The idea of strength training for youth athletes was controversial for a long time. There was an idea that it was harmful to do strength training in a pre-pubescent age due to issues with development of the growth plates.
The debate is over. Nowadays, it is widely accepted that the benefits outweigh the risks of strength training in youth athletes. The most dangerous thing regarding strength training for youth athletes is a negative mindset that may be harmful and holding an athlete back because of a fear that is not warranted.
BENEFITS OF STRENGTH TRAINING FOR YOUTH ATHLETES
Learning how to move the body.
Movement literacy is the ability to plan and execute basic motor skills, like running and jumping. Kids tend to move awkwardly, especially boys. Teaching youth athletes efficient ways to move will improve their movement literacy, which will transfer into higher level athletic skills.
Building tissue resilience.
The tissues in the body (i.e. muscles, tendons, bones, etc.) become more resistant to injuries from strength training. This can help reduce overuse injuries and also help athletes better handle contact injuries. A balanced strength training routine can also help with combating imbalances you may see with someone who specializes in a sport at a very young age.
Fighting chronic diseases.
Literature shows that interest levels in sports are declining in our youth. On top of that, the typical diet is packed with all sorts of processed, unhealthy “foods.” Strength training at a young age can help fight exercise deficiency disorder, which is defined as a disproportionate ratio of lack of movement and an increase in chronic diseases.
Kids who are involved in sports and strength training feel physically and mentally better than those who are not involved in sports. Mental health is so important. Anything we can do to tip the scales towards better mental health, we should do.
The benefits of strength training far outweigh the cons.
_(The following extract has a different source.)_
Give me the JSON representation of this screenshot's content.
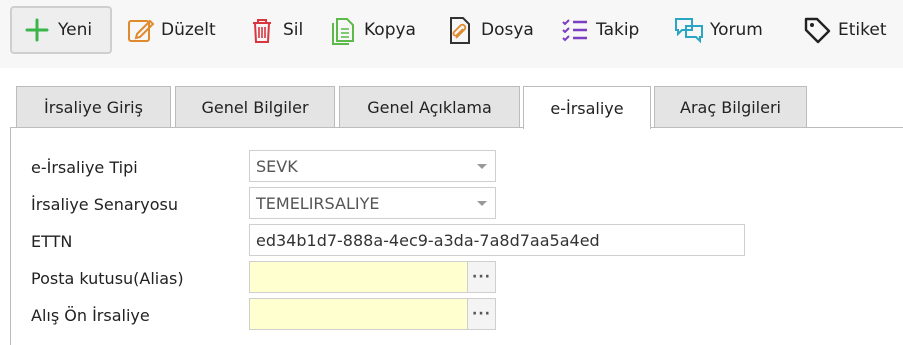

It is much riskier to not have your child participate in sports or a strength training program. CrossFit gyms do a great job in offering kids programs to help them learn the fundamentals of how to squat, how to hinge from the hips, and how to properly push and pull. This helps kids learn how to move their body and sets them up for success down the road.
When form is good, we can look at adding heavier loads. However, there are many ways to increase the challenge of movement without adding load. Tempo (slow and controlled) squats are an incredible way to learn how to squat well. You can implement isometric holds for resistance without adding an external load.
As their movement literacy improves and their body awareness is matured, then adding load is a safe and effective way to maximize the benefits of training. For a youth athlete, you should consider aiming for a submaximal load of 50-75% of a predicted 1 rep max. This honestly isn’t too far off from an adult’s weight range for hypertrophy training, but maybe a little less relatively.
Get the kids out there. Let them play. Show them how to move. Keep them healthy by leading them towards a healthy lifestyle.